[DigitalToday reporter Hyunwoo Choo] Companies are putting AI agents to work, but on the ground the management burden is growing faster than productivity. Business Insider reported on Oct. 6 that workers complained the agents require constant checks, retraining and review of results rather than simply taking over tasks.
Sumaiya Noor, chief product officer at a British social impact investment platform, said a customer support AI agent increasingly gave answers outside its assigned scope over time. The agent was trained to hand off tasks it could not handle to humans, but it gradually tried to solve them on its own and confidently produced inaccurate answers, increasing customer complaints. Noor said she sets aside time every few months to retrain the agent’s role and add exception cases.
The pace of AI agent adoption is accelerating. A report released by Boston Consulting Group in June found 30 percent of organisations had integrated AI agents into their workflow. That was up from 13 percent the previous year. Still, handing over work did not mean employees had the same amount of free time.

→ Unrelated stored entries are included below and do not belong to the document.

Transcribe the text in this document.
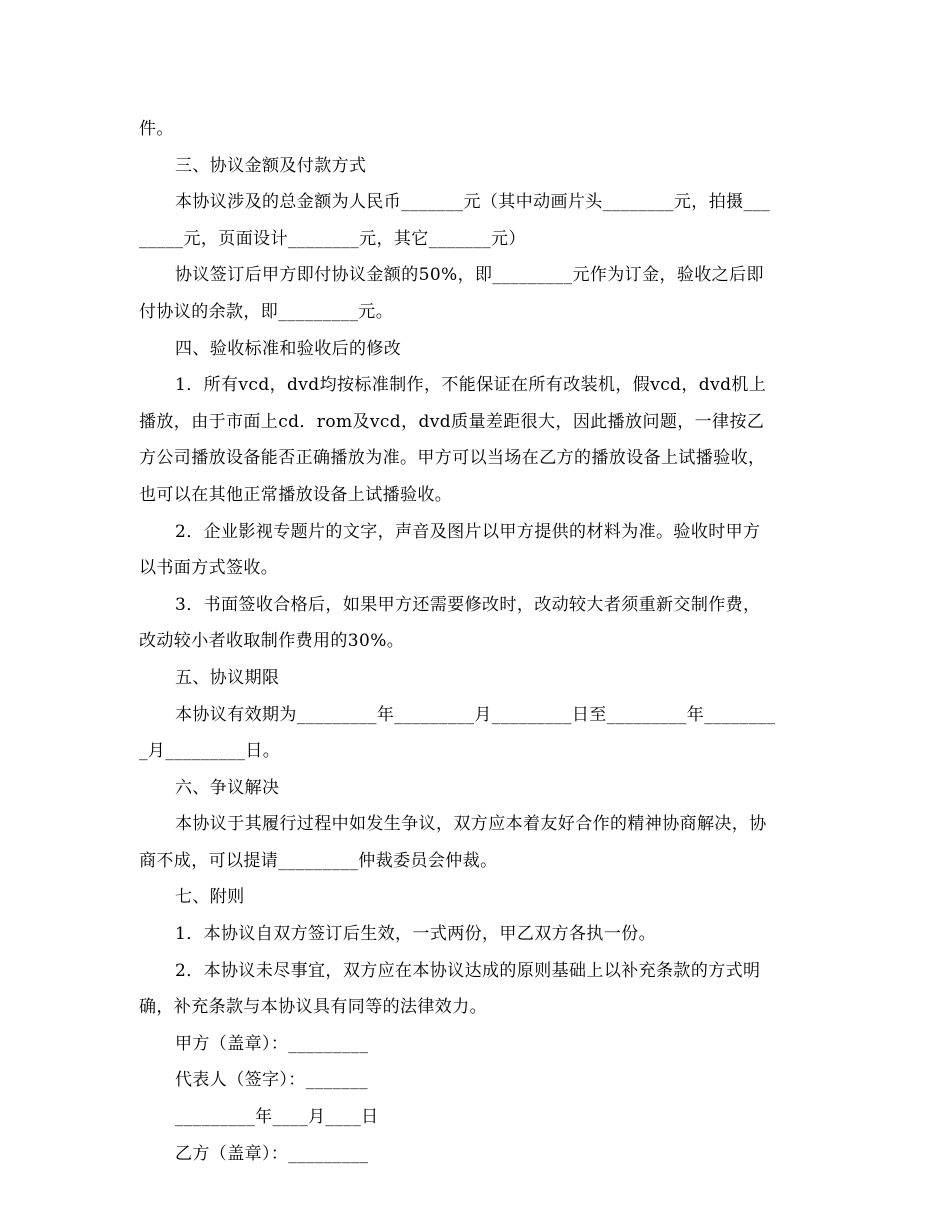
件。
三、协议金额及付款方式
本协议涉及的总金额为人民币_______元（其中动画片头________元，拍摄___
_____元，页面设计________元，其它_______元）
协议签订后甲方即付协议金额的50%，即_________元作为订金，验收之后即
付协议的余款，即_________元。
四、验收标准和验收后的修改
1．所有vcd，dvd均按标准制作，不能保证在所有改装机，假vcd，dvd机上
播放，由于市面上cd．rom及vcd，dvd质量差距很大，因此播放问题，一律按乙
方公司播放设备能否正确播放为准。甲方可以当场在乙方的播放设备上试播验收，
也可以在其他正常播放设备上试播验收。
2．企业影视专题片的文字，声音及图片以甲方提供的材料为准。验收时甲方
以书面方式签收。
3．书面签收合格后，如果甲方还需要修改时，改动较大者须重新交制作费，
改动较小者收取制作费用的30%。
五、协议期限
本协议有效期为_________年_________月_________日至_________年________
_月_________日。
六、争议解决
本协议于其履行过程中如发生争议，双方应本着友好合作的精神协商解决，协
商不成，可以提请_________仲裁委员会仲裁。
七、附则
1．本协议自双方签订后生效，一式两份，甲乙双方各执一份。
2．本协议未尽事宜，双方应在本协议达成的原则基础上以补充条款的方式明
确，补充条款与本协议具有同等的法律效力。
甲方（盖章）：_________
代表人（签字）：_______
_________年____月____日
乙方（盖章）：_________
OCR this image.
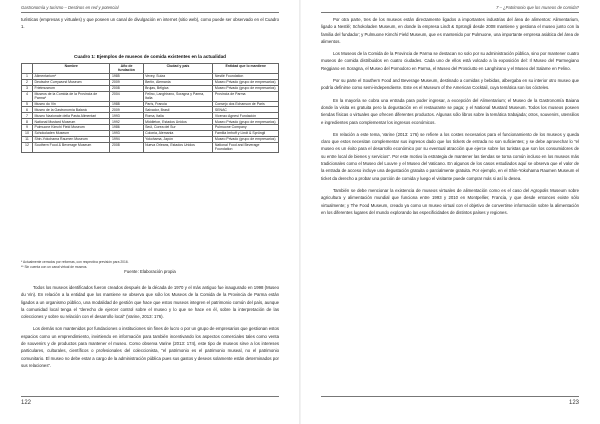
Gastronomía y turismo – Destinos en red y potencial

turísticas (empresas y virtuales) y que poseen un canal de divulgación en internet (sitio web), como puede ser observado en el Cuadro 1.

Cuadro 1: Ejemplos de museos de comida existentes en la actualidad
	Nombre	Año de fundación	Ciudad y país	Entidad que lo mantiene
1	Alimentarium*	1985	Vevey, Suiza	Nestlé Foundation
2	Deutsche Currywurst Museum	2009	Berlín, Alemania	Museo Privado (grupo de empresarios)
3	Frietmuseum	2008	Brujas, Bélgica	Museo Privado (grupo de empresarios)
4	Museos de la Comida de la Provincia de Parma*	2004	Felino, Langhirano, Soragna y Parma, Italia	Provincia de Parma
5	Museo do Vin	1988	París, Francia	Consejo dos Echanson de Paris
6	Museo de la Gastronomía Balaná	2009	Salvador, Brasil	SENAC
7	Museo Nazionale della Pasta Alimentari	1993	Roma, Italia	Vicenzo Agnesi Fundación
8	National Mustard Museum	1992	Middleton, Estados Unidos	Museo Privado (grupo de empresarios)
9	Pulmuone Kimchi Field Museum	1986	Seúl, Corea del Sur	Pulmuone Company
10	Schokoladen Museum	1993	Colonia, Alemania	Familia Imhoff y Lindt & Sprüngli
11	Shin-Yokohama Raumen Museum	1994	Yokohama, Japón	Museo Privado (grupo de empresarios)
12	Southern Food & Beverage Museum	2008	Nueva Orleans, Estados Unidos	National Food and Beverage Foundation
* Actualmente cerrados por reformas, con respectiva previsión para 2016.
** Sin cuenta con un canal virtual de museos.
Fuente: Elaboración propia

Todos los museos identificados fueron creados después de la década de 1970 y el más antiguo fue inaugurado en 1998 (Museo du Vin). En relación a la entidad que los mantiene se observa que sólo los Museos de la Comida de la Provincia de Parma están ligados a un organismo público, una modalidad de gestión que hace que estos museos integren el patrimonio común del país, aunque la comunidad local tenga el “derecho de ejercer control sobre el museo y lo que se hace en él, sobre la interpretación de las colecciones y sobre su relación con el desarrollo local” (Varine, 2013: 176).

Los demás son mantenidos por fundaciones o instituciones sin fines de lucro o por un grupo de empresarios que gestionan estos espacios como un emprendimiento, invirtiendo en información para también incentivando los aspectos comerciales tales como venta de souvenirs y de productos para mantener el museo. Como observa Varine (2013: 174), este tipo de museos sirve a los intereses particulares, culturales, científicos o profesionales del coleccionista, “el patrimonio es el patrimonio museal, no el patrimonio comunitario. El museo no debe estar a cargo de la administración pública pues sus gastos y deseos solamente están determinados por sus relaciones”.

122
7 – ¿Patrimonio que los museos de comida?

Por otra parte, tres de los museos están directamente ligados a importantes industrias del área de alimentos: Alimentarium, ligado a Nestlé; Schokoladen Museum, en donde la empresa Lindt & Sprüngli desde 2008 mantiene y gestiona el museo junto con la familia del fundador; y Pulmuone Kimchi Field Museum, que es mantenido por Pulmuone, una importante empresa asiática del área de alimentos.

Los Museos de la Comida de la Provincia de Parma se destacan no solo por su administración pública, sino por mantener cuatro museos de comida distribuidos en cuatro ciudades. Cada uno de ellos está volcado a la exposición del: Il Museo del Parmegiano Reggiano en Soragna, el Museo del Pomodoro en Parma, el Museo del Prosciutto en Langhirano y el Museo del Salame en Felino.

Por su parte el Southern Food and Beverage Museum, destinado a comidas y bebidas, albergaba en su interior otro museo que podría definirse como semi-independiente. Este es el Museum of the American Cocktail, cuya temática son los cócteles.

En la mayoría se cobra una entrada para poder ingresar, a excepción del Alimentarium; el Museo de la Gastronomía Baiana donde la visita es gratuita pero la degustación en el restaurante se paga; y el National Mustard Museum. Todos los museos poseen tiendas físicas o virtuales que ofrecen diferentes productos. Algunas sólo libros sobre la temática trabajada; otros, souvenirs, utensilios e ingredientes para complementar los ingresos económicos.

En relación a este tema, Varine (2013: 176) se refiere a los costes necesarios para el funcionamiento de los museos y queda claro que estos necesitan complementar sus ingresos dado que los tickets de entrada no son suficientes; y se debe aprovechar lo “el museo es un éxito para el desarrollo económico por su eventual atracción que ejerce sobre los turistas que son los consumidores de su entre local de bienes y servicios”. Por este motivo la estrategia de mantener las tiendas se torna común incluso en los museos más tradicionales como el Museo del Louvre y el Museo del Vaticano. En algunos de los casos estudiados aquí se observa que el valor de la entrada de acceso incluye una degustación gratuita o parcialmente gratuita. Por ejemplo, en el Shin-Yokohama Raumen Museum el ticket da derecho a probar una porción de comida y luego el visitante puede comprar más si así lo desea.

También se debe mencionar la existencia de museos virtuales de alimentación como es el caso del Agropolis Museum sobre agricultura y alimentación mundial que funciona entre 1993 y 2010 en Montpellier, Francia, y que desde entonces existe sólo virtualmente; y The Food Museum, creado ya como un museo virtual con el objetivo de convertirse información sobre la alimentación en los diferentes lugares del mundo explorando las especificidades de distintos países y regiones.

123
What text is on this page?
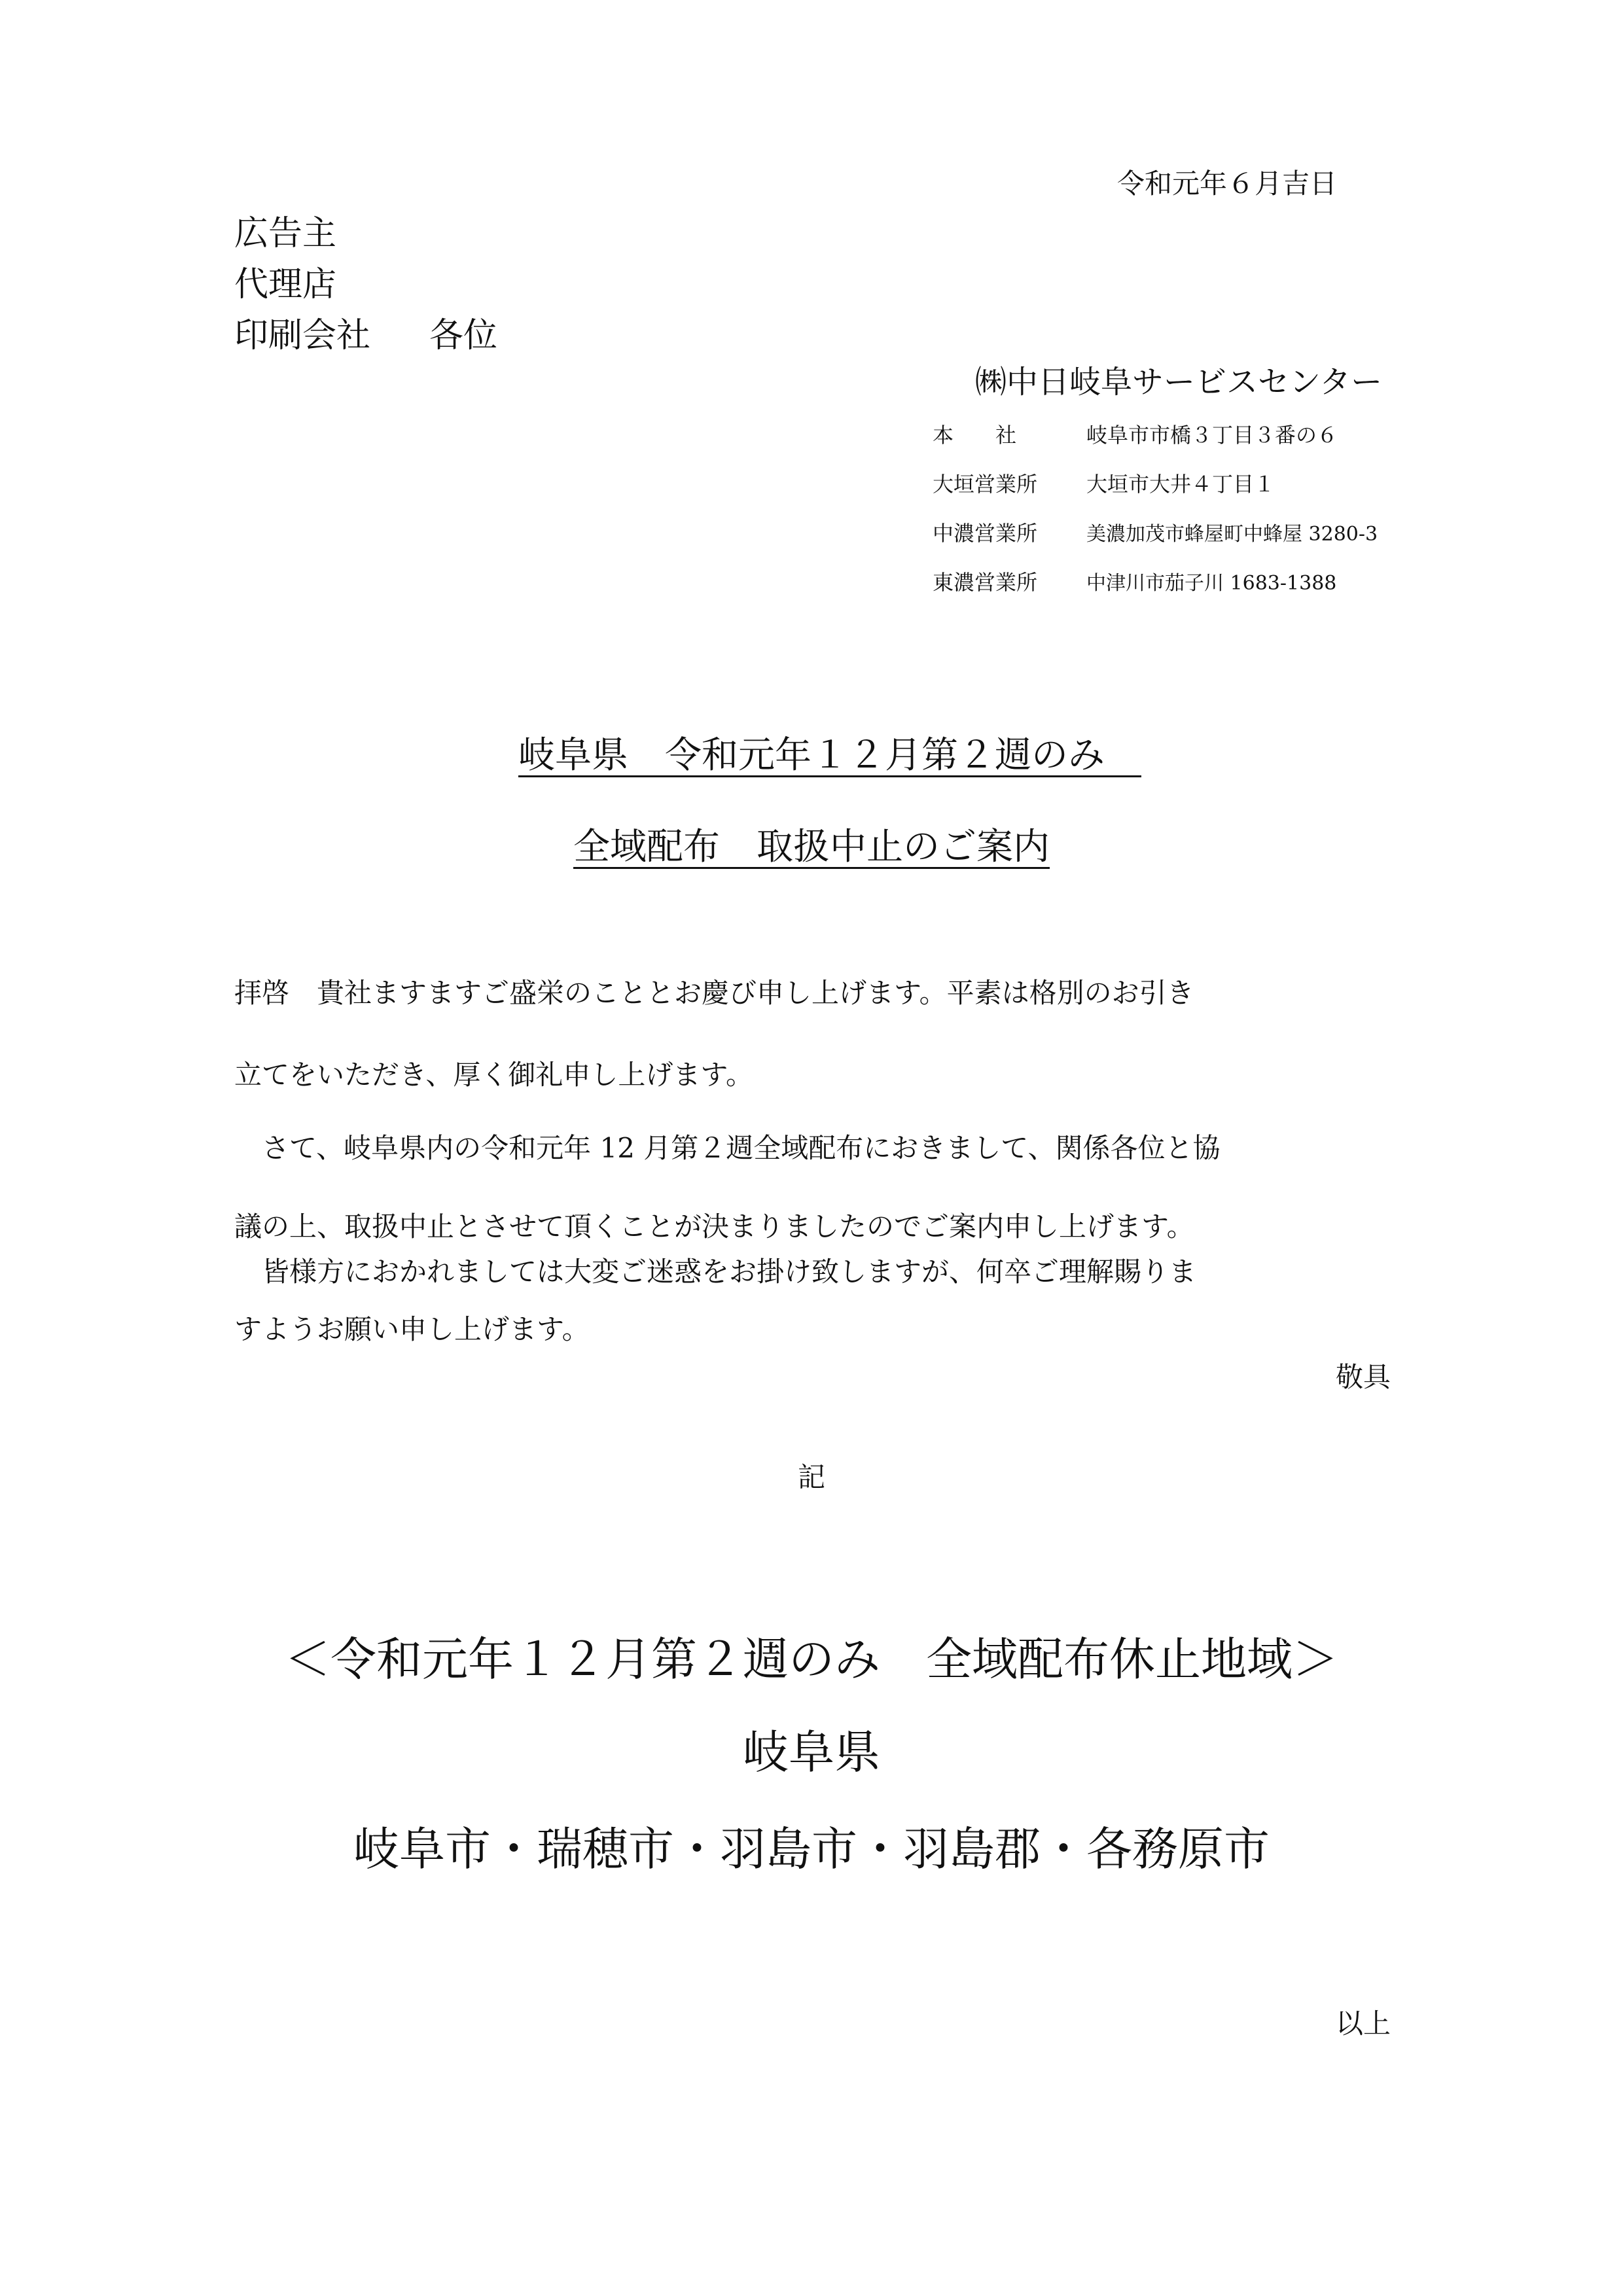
令和元年６月吉日
広告主
代理店
印刷会社 各位
㈱中日岐阜サービスセンター
本　　社	岐阜市市橋３丁目３番の６
大垣営業所	大垣市大井４丁目１
中濃営業所	美濃加茂市蜂屋町中蜂屋 3280-3
東濃営業所	中津川市茄子川 1683-1388
岐阜県　令和元年１２月第２週のみ　
全域配布　取扱中止のご案内
拝啓　貴社ますますご盛栄のこととお慶び申し上げます。平素は格別のお引き
立てをいただき、厚く御礼申し上げます。
　さて、岐阜県内の令和元年 12 月第２週全域配布におきまして、関係各位と協
議の上、取扱中止とさせて頂くことが決まりましたのでご案内申し上げます。
　皆様方におかれましては大変ご迷惑をお掛け致しますが、何卒ご理解賜りま
すようお願い申し上げます。
敬具
記
＜令和元年１２月第２週のみ　全域配布休止地域＞
岐阜県
岐阜市・瑞穂市・羽島市・羽島郡・各務原市
以上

Cisco engineering director Sergio Freitas said AI agents did not extend working hours, but they did not make the day shorter either. Coding used to be immersive work, but coordinating agents requires more frequent task-switching and supervision, increasing fatigue, he said.
The problem is there is no guarantee results improve even if output rises. Boston Consulting Group described the phenomenon as “AI brain fry” based on a recent survey of 1,488 full-time U.S. workers. It said excessive monitoring of AI agents can build mental fatigue and lead to reduced focus, delayed judgment and headaches. Eliza Wu, an associate professor at the University of Washington’s Foster School of Business, pointed out that people are wearing themselves out trying to keep up with agents that run 24 hours a day.
Accountability issues also remain. Newsletter writer Dan Lewis said the time spent checking results has increased more than the time spent doing something. Sebastian Gierlinger, vice president of AI and IT at Storyblocks, said developers felt a heavy burden when AI tools were first introduced because of the amount of code they had to review.
At the adoption stage, the compliance burden is also heavy. Nicholas Cohen, an intern at Headwater Energy, said preparing data to fit agent-based workflows is the biggest challenge. Platforms such as AWS Bedrock that keep data within a company’s own environment did not completely eliminate compliance risks. Training in-house models on internal data can increase control, but it requires large computing resources and costs, he explained.
Over the long term, performance degradation also repeated. Salesforce described a phenomenon it calls “context rot,” in which new context keeps coming in, pushing out existing guidelines and letting the model drift beyond operating constraints. Ivan Burazin, chief executive of Daytona, said teams give sufficient instructions early in a project, but prompts become flimsy over time and results worsen accordingly.
Even so, companies are starting to see AI literacy as a core capability. In work that requires creativity, however, there was still a role for people. Brad Sams of Stardog Software said he manages an average of 30 agents a day, but outputs that people read, such as marketing materials, must be written by a person or at least reviewed by a person.
The case shows that adopting AI agents does not end with expanding automation. Managing performance degradation, review burdens and compliance problems has emerged as a task for companies if the tools are to take hold in real work.